'Compensation for Breach of the General Data Protection Regulation' by Eoin O'Dell
comments
Article 82(1) of the General Data Protection Regulation (GDPR) provides that any "person who has suffered material or non-material damage as a result of an infringement of this Regulation shall have the right to receive compensation from the controller or processor for the damage suffered". As a consequence, compliance with the GDPR is ensured through a mutually reinforcing combination of public and private enforcement that blends public fines with private damages.
The first part of this article compares and contrasts Article 82(1) GDPR with compensation provisions in other EU Regulations and Directives and with the caselaw of the CJEU on those provisions, and concludes that it is not clear that Article 82(1) GDPR is directly horizontally effective though the Court (eventually, if and when it is asked) is likely to interpret it broadly. This means that the safest course of action at this stage is to provide expressly for a claim for compensation in national law. The second part of this article compares and contrasts the compensation provisions in the Irish government's General Scheme of the Data Protection Bill 2017 with existing legislation, and concludes that the Heads of the Scheme do not give full effect to Article 82(1) GDPR. Amendments to the Scheme are therefore proposed.

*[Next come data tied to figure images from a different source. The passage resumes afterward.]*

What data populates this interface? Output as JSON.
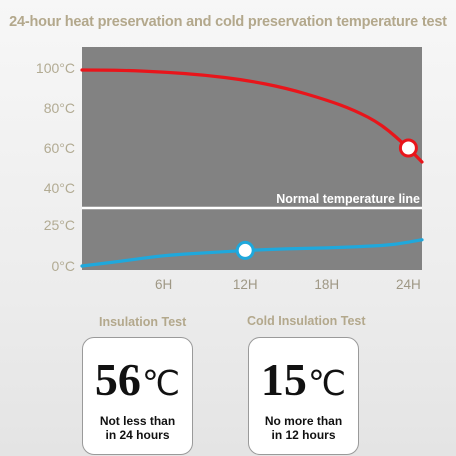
{
  "title": "24-hour heat preservation and cold preservation temperature test",
  "chart_data": {
    "type": "line",
    "x_ticks": [
      {
        "label": "6H",
        "value": 6
      },
      {
        "label": "12H",
        "value": 12
      },
      {
        "label": "18H",
        "value": 18
      },
      {
        "label": "24H",
        "value": 24
      }
    ],
    "y_ticks": [
      {
        "label": "100°C",
        "value": 100
      },
      {
        "label": "80°C",
        "value": 80
      },
      {
        "label": "60°C",
        "value": 60
      },
      {
        "label": "40°C",
        "value": 40
      },
      {
        "label": "25°C",
        "value": 25
      },
      {
        "label": "0°C",
        "value": 0
      }
    ],
    "xlim": [
      0,
      25
    ],
    "reference_line": {
      "label": "Normal temperature line"
    },
    "series": [
      {
        "color": "#e8151b",
        "x": [
          0,
          3,
          6,
          9,
          12,
          15,
          18,
          20,
          22,
          24,
          25
        ],
        "y": [
          99,
          98.9,
          98,
          96.5,
          94,
          90,
          84,
          79,
          72,
          60,
          53
        ],
        "marker": {
          "x": 24,
          "y": 60
        }
      },
      {
        "color": "#1fa8dc",
        "x": [
          0,
          3,
          6,
          9,
          12,
          15,
          18,
          21,
          23,
          25
        ],
        "y": [
          0,
          3,
          6.5,
          8,
          9.5,
          10.5,
          11,
          12,
          13,
          16
        ],
        "marker": {
          "x": 12,
          "y": 9.5
        }
      }
    ],
    "grid": false
  },
  "cards": [
    {
      "title": "Insulation Test",
      "value": "56",
      "unit": "℃",
      "line1": "Not less than",
      "line2": "in 24 hours"
    },
    {
      "title": "Cold Insulation Test",
      "value": "15",
      "unit": "℃",
      "line1": "No more than",
      "line2": "in 12 hours"
    }
  ]
}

Claims for compensation are an important part of the enforcement architecture of the GDPR. Private enforcement will help to discourage infringements of the rights of data subjects; it will make a significant contribution to the protection of privacy and data protection rights in the European Union; and it will help to ensure that the great promise of the GDPR is fully realised.
'The Dynamic Effect of Information Privacy Law' by Ignacio Cofone in (2017) 18
Minnesota Journal of Law, Science and Technology 517
argues
Discussions of information privacy typically rely on the idea that there is a tradeoff between privacy and availability of information. But privacy, under some circumstances, can lead to creation of more information. In this article, I identify such circumstances by exploring the ex ante incentives created by entitlements to personal data and evaluating the long-term effects of privacy. In so doing, I introduce an economic justification of information privacy law.
Under the standard law and economics account, as long as property rights are defined and transaction costs are low, initial right allocations should be irrelevant for social welfare. But initial allocations matter when either of these two conditions is absent. Allocations also matter for production of goods that do not yet exist. Personal information has these characteristics. While the costs of disseminating information are low, transaction costs to transfer an entitlement over it are not. In addition, availability of information requires disclosure – and thereby imposes costs. This analysis challenges the traditional economic objection to information privacy and provides a new justification for privacy rules by casting them as entitlements over personal information.
The approach I develop here provides a framework to identify which types of information ought to be protected and how privacy law should protect them. To do so, it analyzes the placement and optimal protection of personal information entitlements while also examining the commonalities between information privacy and intellectual property. At a more abstract level, it sheds light on the desirability of a sectoral versus an omnibus information privacy law.